Aus Sicht der Kammer ist die Tatsache, dass der Kläger unmittelbar nach Beendigung des Arbeitsverhältnisses wieder arbeitsfähig war und mit der Arbeit begann, nicht ausreichend, um den Beweiswert der Aussage (noch) zu erschüttern.

Aufgrund der Tatsache, dass die Beklagte nicht in der Lage war, den Beweiswert der ärztlichen Arbeitsunfähigkeitsbescheinigungen zu widerlegen und alle anderen Voraussetzungen gemäß § 3 Abs. 1 EFZG für einen Anspruch auf Entgeltfortzahlung erfüllt sind, besteht der Anspruch, der in der Klage geltend gemacht wurde. Die Berufung gegen diese Entscheidung konnte keinen Erfolg haben.
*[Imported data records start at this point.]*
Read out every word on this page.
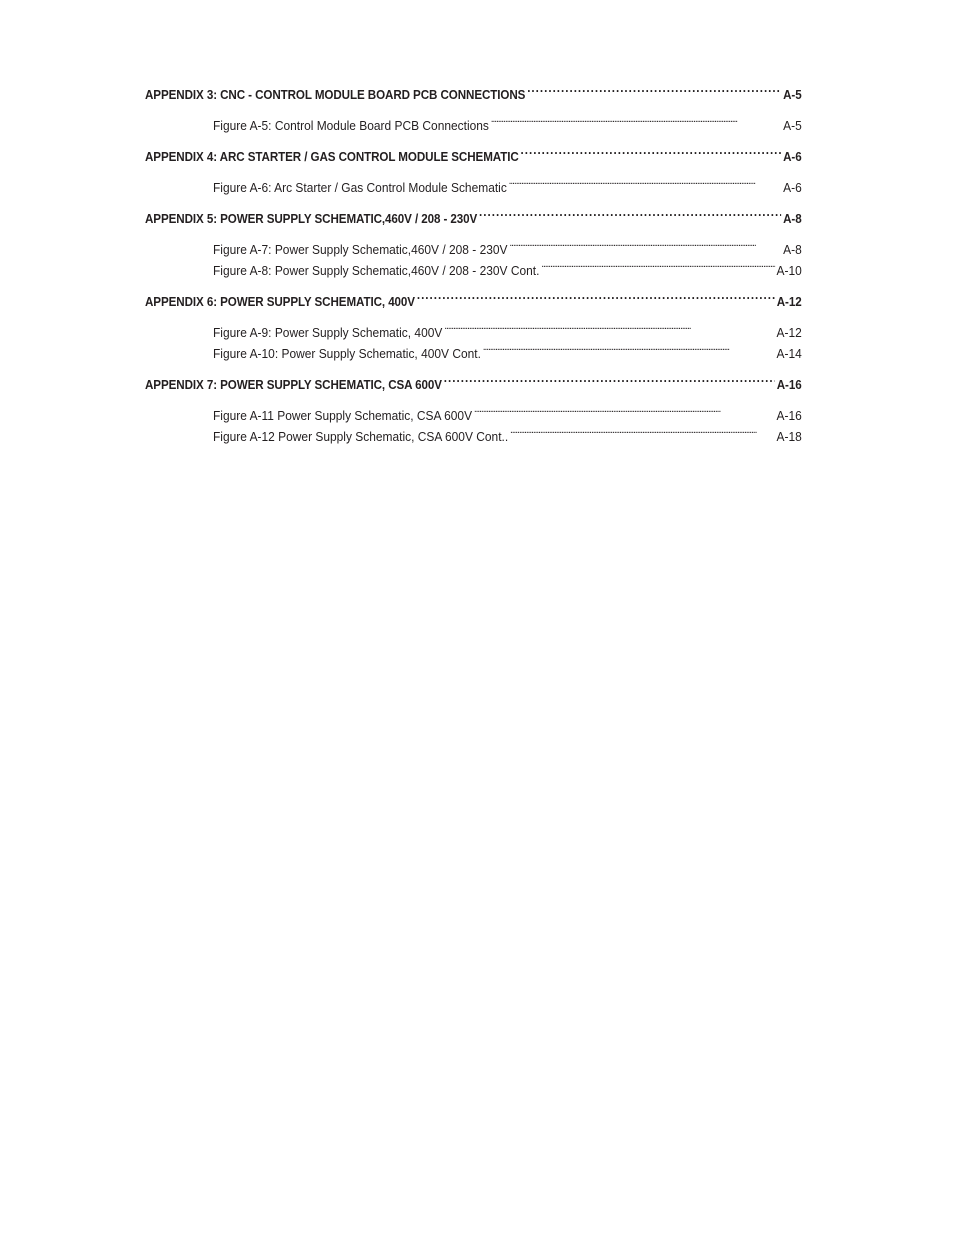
APPENDIX 3: CNC - CONTROL MODULE BOARD PCB CONNECTIONS . . .	A-5
Figure A-5: Control Module Board PCB Connections . . .	A-5
APPENDIX 4: ARC STARTER / GAS CONTROL MODULE SCHEMATIC . . .	A-6
Figure A-6: Arc Starter / Gas Control Module Schematic . . .	A-6
APPENDIX 5: POWER SUPPLY SCHEMATIC,460V / 208 - 230V . . .	A-8
Figure A-7: Power Supply Schematic,460V / 208 - 230V . . .	A-8
Figure A-8: Power Supply Schematic,460V / 208 - 230V Cont. . . .	A-10
APPENDIX 6: POWER SUPPLY SCHEMATIC, 400V . . .	A-12
Figure A-9: Power Supply Schematic, 400V . . .	A-12
Figure A-10: Power Supply Schematic, 400V Cont. . . .	A-14
APPENDIX 7: POWER SUPPLY SCHEMATIC, CSA 600V . . .	A-16
Figure A-11 Power Supply Schematic, CSA 600V . . .	A-16
Figure A-12 Power Supply Schematic, CSA 600V Cont.. . . .	A-18
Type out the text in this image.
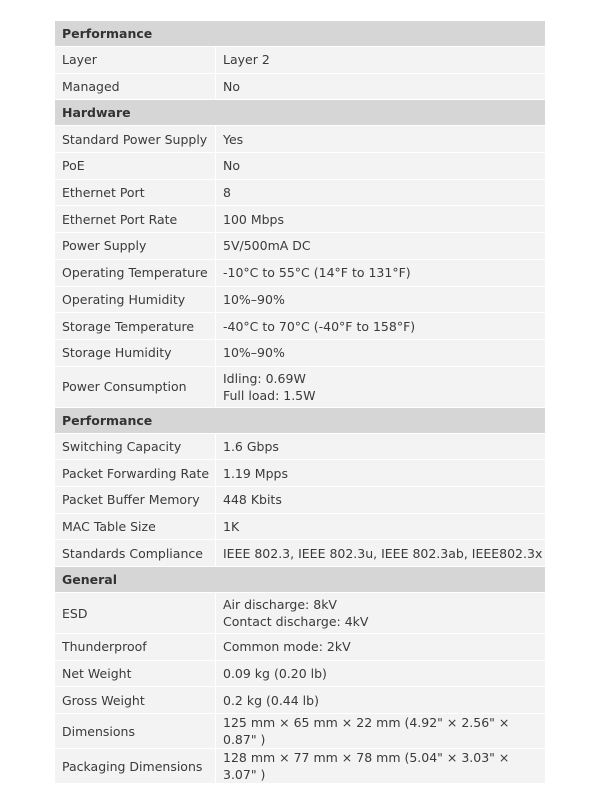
Performance	
Layer	Layer 2

Managed	No

Hardware	
Standard Power Supply	Yes

PoE	No

Ethernet Port	8

Ethernet Port Rate	100 Mbps

Power Supply	5V/500mA DC

Operating Temperature	-10°C to 55°C (14°F to 131°F)

Operating Humidity	10%–90%

Storage Temperature	-40°C to 70°C (-40°F to 158°F)

Storage Humidity	10%–90%

Power Consumption	Idling: 0.69W
Full load: 1.5W

Performance	
Switching Capacity	1.6 Gbps

Packet Forwarding Rate	1.19 Mpps

Packet Buffer Memory	448 Kbits

MAC Table Size	1K

Standards Compliance	IEEE 802.3, IEEE 802.3u, IEEE 802.3ab, IEEE802.3x

General	
ESD	Air discharge: 8kV
Contact discharge: 4kV

Thunderproof	Common mode: 2kV

Net Weight	0.09 kg (0.20 lb)

Gross Weight	0.2 kg (0.44 lb)

Dimensions	125 mm × 65 mm × 22 mm (4.92" × 2.56" × 0.87" )

Packaging Dimensions	128 mm × 77 mm × 78 mm (5.04" × 3.03" × 3.07" )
Das Landesarbeitsgericht (LAG) hat die Möglichkeit einer Revision vor dem Bundesarbeitsgericht (BAG) offen gelassen. Es wird interessant sein zu sehen, wie das BAG die Frage der Arbeitsunfähigkeitsbescheinigung bewerten wird, da der Arbeitnehmer, der gekündigt wurde, sich am Tag der Kündigung als arbeitsunfähig gemeldet hat und unmittelbar nach dem Ende des Arbeitsverhältnisses wieder eine neue Beschäftigung aufgenommen hat. Es bleibt offen, ob diese Umstände die Glaubwürdigkeit der Arbeitsunfähigkeitsbescheinigung beeinflussen oder ob die bisherige Rechtsprechung ihre Gültigkeit behält.